Możliwość uzyskania kolejnej, specyficznej grupy leków nie tylko przeciw zakażeniom SARS-Cov-2 ale także innym wirusom jest niezwykle ważna. Jak podają bowiem autorzy pracy w Nature Biotechnology, obecnie znanych jest 219 wirusów zakażających ludzi, a z nich 214 to wirusy, których materiałem genetycznym jest RNA. Choroby wirusowe są przyczyną około 6,6% zgonów na całym świecie, a przeciw wirusom mamy jedynie około 90 zarejestrowanych leków i to działających tylko w przypadku dziewięciu rodzajów wirusów. Dostępne są szczepionki jedynie przeciw 15 gatunkom wirusów. Zastosowanie nowoczesnych metod biologii molekularnej i opracowanie skutecznych szczepionek oraz innych leków umożliwiających ponadto ich szybkie modyfikacje w przypadku pojawienia się nowych wariantów tak często mutujących wirusów jak wirus grypy czy SARS-Cov-2 jest niewątpliwie niezbędne. Jak wskazują inne badania oraz analizy bioinformatyczne, kilka odpowiednio dobranych crRNA będzie mogło być stosowanych na ponad 90% znanych koronawirusów. Oczywiście konieczne są badania nie tylko skuteczności metody ale i bezpieczeństwa zastosowania bakteryjnego białka Cas13 u ludzi. Może ono bowiem jako białko obce dla organizmu wywoływać odpowiedź immunologiczną. Lokalne podanie krótkotrwale działającego mRNA kodującego ten enzym, tak jak to zastosowali badacze amerykańscy we wspomnianej pracy z Nature Biotechnology może ograniczyć aktywność „genetycznych nożyczek” trawiących RNA wirusów tylko do komórek górnych dróg oddechowych, zapobiegając rozszerzaniu się infekcji. Można przypuszczać, że o kolejnych etapach tych niezwykle ciekawych badań dowiemy się już niedługo. Być może okaże się, czy różne warianty białka Cas13 (w omawianych tutaj pracach wykorzystano Cas13a, ale w innych pracach pokazano także aktywność Cas13b oraz Cas13d wobec wirusa grypy) będą skuteczniejsze i/lub bezpieczniejsze.

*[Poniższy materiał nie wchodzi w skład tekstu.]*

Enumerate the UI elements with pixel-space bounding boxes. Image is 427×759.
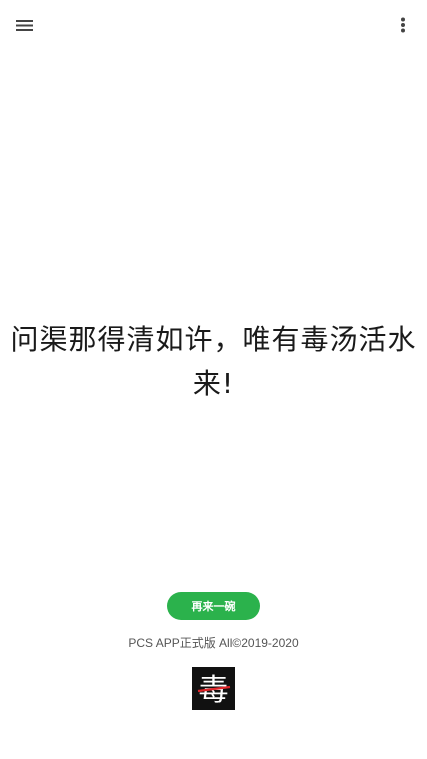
more-vertical-icon [401, 17, 405, 33]
poison-logo-icon: 毒 [192, 667, 235, 710]
hamburger-menu-icon [16, 20, 33, 31]
top-app-bar [0, 0, 427, 50]
quote-text: 问渠那得清如许，唯有毒汤活水来! [10, 323, 417, 400]
copyright-footer: PCS APP正式版 All©2019-2020 [128, 636, 299, 650]
app-logo: 毒 [192, 667, 235, 710]
more-options-button[interactable] [393, 12, 413, 38]
menu-button[interactable] [10, 12, 40, 38]
again-button[interactable]: 再来一碗 [167, 592, 260, 620]
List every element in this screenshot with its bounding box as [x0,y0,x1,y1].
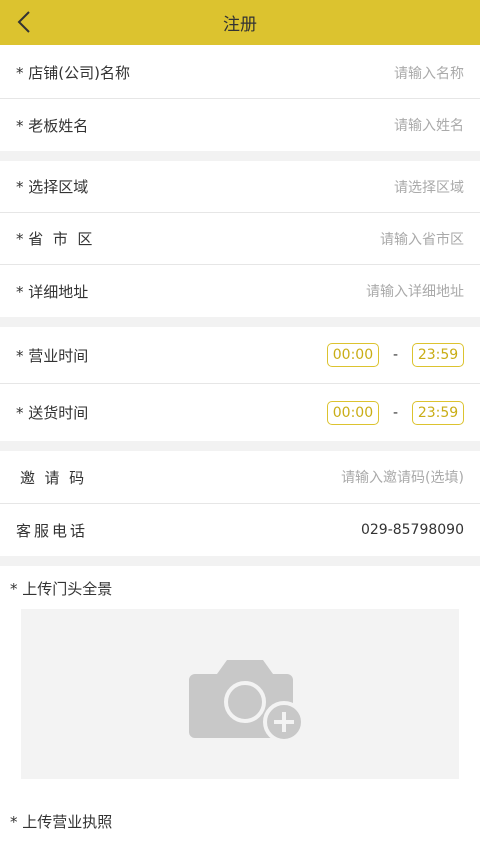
detail-address-row[interactable]: * 详细地址 请输入详细地址 [0,265,480,317]
store-name-label: * 店铺(公司)名称 [16,64,130,82]
invite-group: 邀 请 码 请输入邀请码(选填) 客服电话 029-85798090 [0,451,480,556]
camera-add-icon [189,660,305,743]
owner-name-input[interactable]: 请输入姓名 [394,115,464,135]
time-separator: - [392,404,398,421]
invite-code-input[interactable]: 请输入邀请码(选填) [341,467,464,487]
service-phone-row[interactable]: 客服电话 029-85798090 [0,504,480,556]
hours-group: * 营业时间 00:00 - 23:59 * 送货时间 00:00 - 23:5… [0,327,480,441]
business-start-time[interactable]: 00:00 [326,343,379,367]
region-label: * 选择区域 [16,178,89,196]
back-button[interactable] [12,10,36,34]
business-hours-row: * 营业时间 00:00 - 23:59 [0,327,480,384]
page-title: 注册 [223,15,257,35]
delivery-hours-row: * 送货时间 00:00 - 23:59 [0,384,480,441]
upload-storefront-box[interactable] [21,609,459,779]
store-name-row[interactable]: * 店铺(公司)名称 请输入名称 [0,47,480,99]
business-hours-label: * 营业时间 [16,346,89,365]
owner-name-row[interactable]: * 老板姓名 请输入姓名 [0,99,480,151]
delivery-end-time[interactable]: 23:59 [412,400,464,425]
detail-address-label: * 详细地址 [16,282,89,301]
business-end-time[interactable]: 23:59 [412,343,464,367]
time-separator: - [392,347,398,363]
invite-code-label: 邀 请 码 [20,468,85,487]
owner-name-label: * 老板姓名 [16,116,89,135]
detail-address-input[interactable]: 请输入详细地址 [366,281,464,301]
address-group: * 选择区域 请选择区域 * 省 市 区 请输入省市区 * 详细地址 请输入详细… [0,161,480,317]
app-header: 注册 [0,0,480,45]
region-row[interactable]: * 选择区域 请选择区域 [0,161,480,213]
province-label: * 省 市 区 [16,230,93,248]
delivery-start-time[interactable]: 00:00 [326,400,379,425]
invite-code-row[interactable]: 邀 请 码 请输入邀请码(选填) [0,451,480,504]
service-phone-value[interactable]: 029-85798090 [361,522,464,538]
province-input[interactable]: 请输入省市区 [380,229,464,249]
store-info-group: * 店铺(公司)名称 请输入名称 * 老板姓名 请输入姓名 [0,47,480,151]
store-name-input[interactable]: 请输入名称 [394,63,464,83]
delivery-hours-label: * 送货时间 [16,404,89,422]
province-row[interactable]: * 省 市 区 请输入省市区 [0,213,480,265]
service-phone-label: 客服电话 [16,521,89,540]
region-select[interactable]: 请选择区域 [394,177,464,197]
back-chevron-icon [17,11,30,33]
upload-section: * 上传门头全景 * 上传营业执照 [0,566,480,846]
upload-storefront-title: * 上传门头全景 [10,580,113,598]
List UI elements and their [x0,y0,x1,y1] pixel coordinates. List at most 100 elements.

A wcześniej członkowie społeczności akademickiej UJ będą mieli okazję usłyszeć o wykraczających poza bakterie możliwościach systemów CRISPR-Cas od prof. Virginijusa Siksnysa z Uniwersytetu Wileńskiego, jednego z odkrywców uniwersalności tego systemu, uczonego niestety pominiętego przy ostatniej decyzji Komitetu Noblowskiego. Prof. Siksnys wygłosi 23 września br. wykład plenarny otwierający konferencję jubileuszową Wydziału Biochemii, Biofizyki i Biotechnologii. Czytelników tego tekstu pozostaje zachęcić do śledzenia postępów nauki w walce z wirusami i by nie czekając na nowe leki skorzystali, jeśli jeszcze tego nie zrobili, z dostępnych już skutecznych szczepionek anty-SARS-Cov-2, a jesienią zaszczepili się przeciw grypie.